Pourquoi Encore des histoires de décalage !



Pour tous nos sens, toutes nos perceptions, nous venons de voir que notre cerveau fonctionne par comparaison. Il agit de même dans bien d'autres domaines encore, dont certains peuvent s'avérer inattendus.


Commençons par le propre de l'homme, encore que la photo ci-contre puisse en faire douter, le rire :
Qu'est-ce qui provoque le rire ? Tout simplement le décalage entre la situation attendue, prévisible et la situation avérée (chute d'une blague, calembour…). Plus l'écart s'avère important, plus le rire devient intense.

Ce que Itzak Fried de l'Université de Los Angeles a effectivement démontré. Il s'est effet aperçu que lors de l'écoute d'une blague, le cerveau essaie de deviner la fin instinctivement. Ceci déclenche une activité électrique positive sur l'ensemble de la surface du cerveau. Puis à la chute, le cerveau doit changer de point de vue et l'activité électrique s'inverse. Elle devient négative ce qui déclenche le rire provenant de l'écart.
Tout cette activité se déroule principalement dans le lobe frontal droit. Les personnes qui ont subi une lésion de cette partie ne déclenchent jamais de rire. Puis le lobe frontal droit déclenche l'aire motrice supplémentaire qui va assurer toute la mécanique physique du rire en particulier les contractions. Les auteurs de théâtre n'ont d'ailleurs pas attendu nos chercheurs contemporains pour inventer la tragi-comédie qui alterne comique et tragique telle la première version du Cid. Ils ont fort bien compris que plus le décalage allait être important, plus le rire allait l'être. Reste à composer ensuite avec le sens de la moralité de nos sociétés occidentales mais ceci est un autre sujet.
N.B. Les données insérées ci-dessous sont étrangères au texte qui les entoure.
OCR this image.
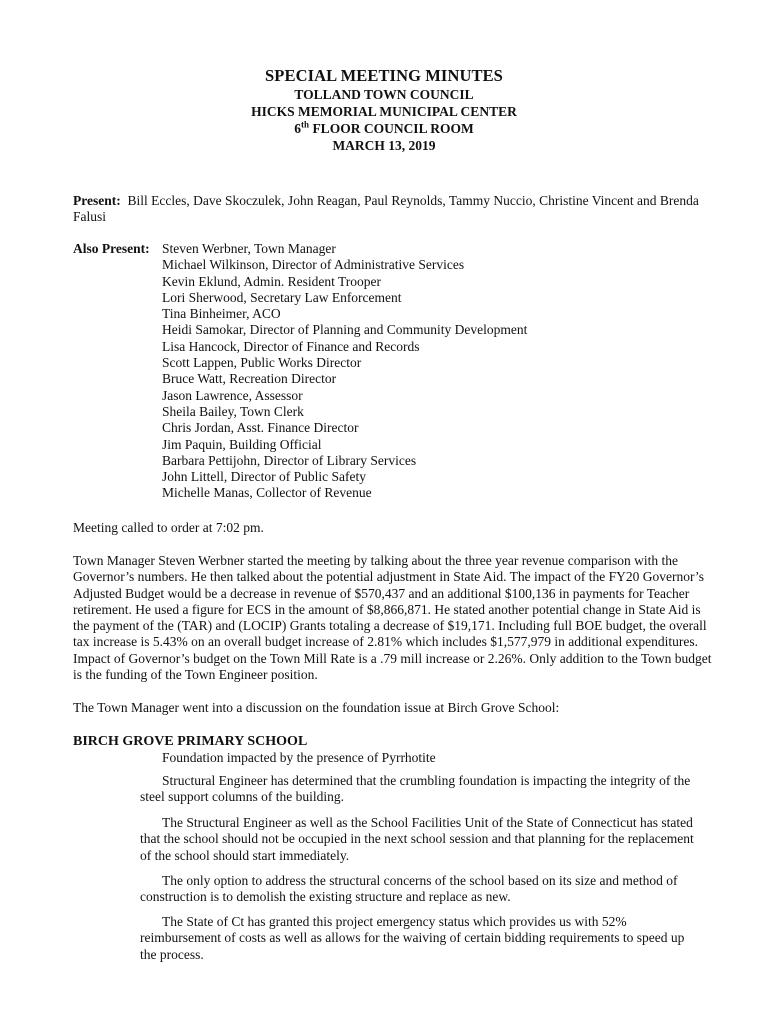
SPECIAL MEETING MINUTES
TOLLAND TOWN COUNCIL
HICKS MEMORIAL MUNICIPAL CENTER
6th FLOOR COUNCIL ROOM
MARCH 13, 2019
Present: Bill Eccles, Dave Skoczulek, John Reagan, Paul Reynolds, Tammy Nuccio, Christine Vincent and Brenda Falusi
Also Present: Steven Werbner, Town Manager
Michael Wilkinson, Director of Administrative Services
Kevin Eklund, Admin. Resident Trooper
Lori Sherwood, Secretary Law Enforcement
Tina Binheimer, ACO
Heidi Samokar, Director of Planning and Community Development
Lisa Hancock, Director of Finance and Records
Scott Lappen, Public Works Director
Bruce Watt, Recreation Director
Jason Lawrence, Assessor
Sheila Bailey, Town Clerk
Chris Jordan, Asst. Finance Director
Jim Paquin, Building Official
Barbara Pettijohn, Director of Library Services
John Littell, Director of Public Safety
Michelle Manas, Collector of Revenue
Meeting called to order at 7:02 pm.
Town Manager Steven Werbner started the meeting by talking about the three year revenue comparison with the Governor’s numbers. He then talked about the potential adjustment in State Aid. The impact of the FY20 Governor’s Adjusted Budget would be a decrease in revenue of $570,437 and an additional $100,136 in payments for Teacher retirement. He used a figure for ECS in the amount of $8,866,871. He stated another potential change in State Aid is the payment of the (TAR) and (LOCIP) Grants totaling a decrease of $19,171. Including full BOE budget, the overall tax increase is 5.43% on an overall budget increase of 2.81% which includes $1,577,979 in additional expenditures. Impact of Governor’s budget on the Town Mill Rate is a .79 mill increase or 2.26%. Only addition to the Town budget is the funding of the Town Engineer position.
The Town Manager went into a discussion on the foundation issue at Birch Grove School:
BIRCH GROVE PRIMARY SCHOOL
Foundation impacted by the presence of Pyrrhotite
Structural Engineer has determined that the crumbling foundation is impacting the integrity of the steel support columns of the building.
The Structural Engineer as well as the School Facilities Unit of the State of Connecticut has stated that the school should not be occupied in the next school session and that planning for the replacement of the school should start immediately.
The only option to address the structural concerns of the school based on its size and method of construction is to demolish the existing structure and replace as new.
The State of Ct has granted this project emergency status which provides us with 52% reimbursement of costs as well as allows for the waiving of certain bidding requirements to speed up the process.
                 Monsieur + : Le rire de ceux qui ne ressentent pas la douleur


Les rares personnes insensibles à la douleur se mettent à rire lorsqu'on les approche agressivement avec un marteau ou une aiguille. C'était le cas de Alain Bastien, qui suite à un accident de moto, ne ressentait plus aucune douleur.
Ce rire, comme les autres rires est dû à un décalage : il se situe entre la menace que le sujet perçoit de manière consciente et cognitive de l'objet qui devrait lui faire mal, et la conséquence douloureuse attendue dont il sait qu'il sera épargné.
Monsieur + vous en dit plus sur ce cas

Autre domaine, mais dont nous avons déjà parlé, la mémoire, avec la disruption. Ce néologisme issu du monde de la pub est basé sur l'écart, le décalage, l'inattendu.


Plus nous voyons ou réalisons un acte décalé, mieux nous allons nous en souvenir. A tel point que cette méthode commence à être employée le plus sérieusement du monde pour aider les seniors qui ont du mal à se rappeler s'ils ont pris ou non un médicament.

Ainsi, lorsqu'ils prennent leurs gélules, ils se grattent le sommet du crâne, si possible même à la façon d'un singe. De la sorte, ils se souviendront beaucoup mieux de cet acte loufoque que de celui qui consiste à absorber un médicament. La plupart des procédés mnémotechniques peuvent être rendus plus efficaces grâce à ce phénomène de décalage ou disruption; nous y reviendrons dans la partie sur la mémoire.

Pourquoi le passage à l'Euro a-t-il semblé relativement facile dans un premier temps, alors que nous n'avons pu pendant longtemps faire autrement que de penser en francs ? …et certains continuent d'ailleurs toujours !
Le 1er janvier 2001, nous avons été plus de 300 millions d'Européens à changer de monnaie. Malgré l'appréhension, le passage à l'Euro s'est beaucoup mieux passé que prévu le jour J. Les chiffres et le mode de comptage étant les mêmes, seule la forme des pièces et des billets a été modifiée. Pour payer par exemple un ticket à 1,50 €, il suffisait de décompter les pièces puisque le nouveau prix avait été calculé pour affichage. La seule difficulté le premier jour consistait donc à reconnaître ces pièces, notamment par la tranche, dans le fond peu éclairé du porte-monnaie.

Mais la seconde étape consistait à pouvoir juger si le prix affiché en Euros était intéressant ou pas, s'il allait nous décider à acheter ou pas. Et cette phase a demandé beaucoup plus de temps, car notre cerveau avait besoin de se rebâtir de nouveaux repères en Euros.
Le jour où nous intégrons véritablement la nouvelle monnaie est celui où nous n'avons plus besoin de faire la conversion en francs pour évaluer si le prix est correct.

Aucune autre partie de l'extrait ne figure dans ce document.